C 25 LUC 16, 01-13 (12)
Chimay : 18.09.2022
Aujourd’hui, frères et sœurs, Jésus nous invite à réfléchir sérieusement sur l’utilisation que nous faisons de l’argent et des biens de ce monde. Car « l’amour de l’argent est la racine de toutes sortes de maux » (1 Tm 6,10). Pour nous aider à mieux comprendre son message, Jésus nous raconte la parabole du gérant corrompu : ce dernier va être licencié pour faute grave – il dilapide les biens de son maître et va se retrouver à la rue, les poches vides. Il réfléchit très vite à la meilleure solution pour s’offrir une porte de sortie après son renvoi : travailler la terre ? Pas possible ! Mendier ? Ce serait la honte. Il pense plutôt à s’attirer la bienveillance des débiteurs de son maître en abaissant leurs dettes. C’est de cette manière qu’il choisit d’assurer son avenir.
Étrange parabole qui fait l’éloge de l’habileté d’un gérant pourtant qualifié de malhonnête. Jésus ne fait certainement pas l’apologie de la goujaterie de cet homme qui se livre à d’étranges jeux d’écriture comptable.
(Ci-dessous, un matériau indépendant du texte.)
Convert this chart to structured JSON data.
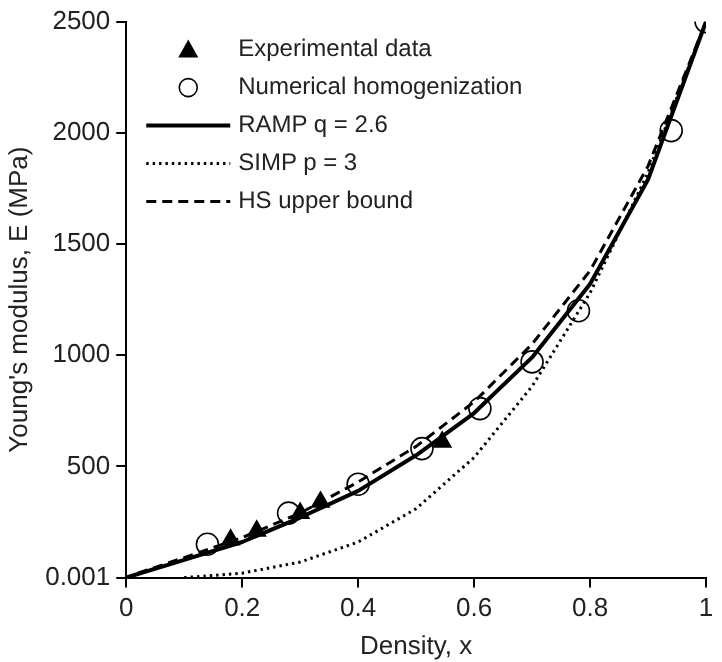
{
  "chart_data": {
    "type": "scatter",
    "xlabel": "Density, x",
    "ylabel": "Young's modulus, E (MPa)",
    "xlim": [
      0,
      1
    ],
    "xticks": [
      0,
      0.2,
      0.4,
      0.6,
      0.8,
      1
    ],
    "ylim": [
      0.001,
      2500
    ],
    "yticks": [
      0.001,
      500,
      1000,
      1500,
      2000,
      2500
    ],
    "grid": false,
    "legend": "top left",
    "series": [
      {
        "name": "Experimental data",
        "type": "scatter",
        "marker": "triangle",
        "color": "#000000",
        "x": [
          0.18,
          0.225,
          0.3,
          0.335,
          0.545
        ],
        "values": [
          170,
          210,
          290,
          340,
          610
        ]
      },
      {
        "name": "Numerical homogenization",
        "type": "scatter",
        "marker": "circle",
        "color": "#000000",
        "x": [
          0.14,
          0.28,
          0.4,
          0.51,
          0.61,
          0.7,
          0.78,
          0.94,
          1.0
        ],
        "values": [
          150,
          290,
          420,
          580,
          760,
          970,
          1200,
          2010,
          2500
        ]
      },
      {
        "name": "RAMP q = 2.6",
        "type": "line",
        "line_style": "solid",
        "marker": "none",
        "color": "#000000",
        "x": [
          0,
          0.1,
          0.2,
          0.3,
          0.4,
          0.5,
          0.6,
          0.7,
          0.8,
          0.9,
          1.0
        ],
        "values": [
          0.001,
          80,
          160,
          270,
          390,
          550,
          740,
          990,
          1320,
          1790,
          2500
        ]
      },
      {
        "name": "SIMP p = 3",
        "type": "line",
        "line_style": "dotted",
        "marker": "none",
        "color": "#000000",
        "x": [
          0.1,
          0.2,
          0.3,
          0.4,
          0.5,
          0.6,
          0.7,
          0.8,
          0.9,
          1.0
        ],
        "values": [
          0.001,
          20,
          70,
          160,
          310,
          540,
          860,
          1280,
          1820,
          2500
        ]
      },
      {
        "name": "HS upper bound",
        "type": "line",
        "line_style": "dashed",
        "marker": "none",
        "color": "#000000",
        "x": [
          0.02,
          0.1,
          0.2,
          0.3,
          0.4,
          0.5,
          0.6,
          0.7,
          0.8,
          0.9,
          1.0
        ],
        "values": [
          20,
          90,
          180,
          290,
          430,
          590,
          790,
          1050,
          1380,
          1850,
          2500
        ]
      }
    ]
  }
}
D’un trait de plume, 100 barils d’huile deviennent 50 ; 100 sacs de blé deviennent 80. Comment ne pas penser à ce qui se passe aujourd’hui sur les marchés financiers où les chiffres valsent sans que l’on comprenne bien pourquoi : coût de l’essence, du diesel, du mazout, du gaz et de l’électricité ? L’argent peut en effet nous faire perdre si facilement le contact avec la réalité. Il donne un pouvoir sur tout, et même sur les gens, ou pas du tout si on en manque. L’intendant de la parabole en profite : en manipulant les chiffres, il s’attache la sympathie de personnes susceptibles de l’accueillir plus tard. Il sait se servir de l’argent pour servir ses intérêts immédiats. C’est en cela que cet homme est habile. Il n’est pas digne de confiance pour autant. Car l’argent n’est pas la clef de cette histoire, mais le service rendu qui en attire un autre.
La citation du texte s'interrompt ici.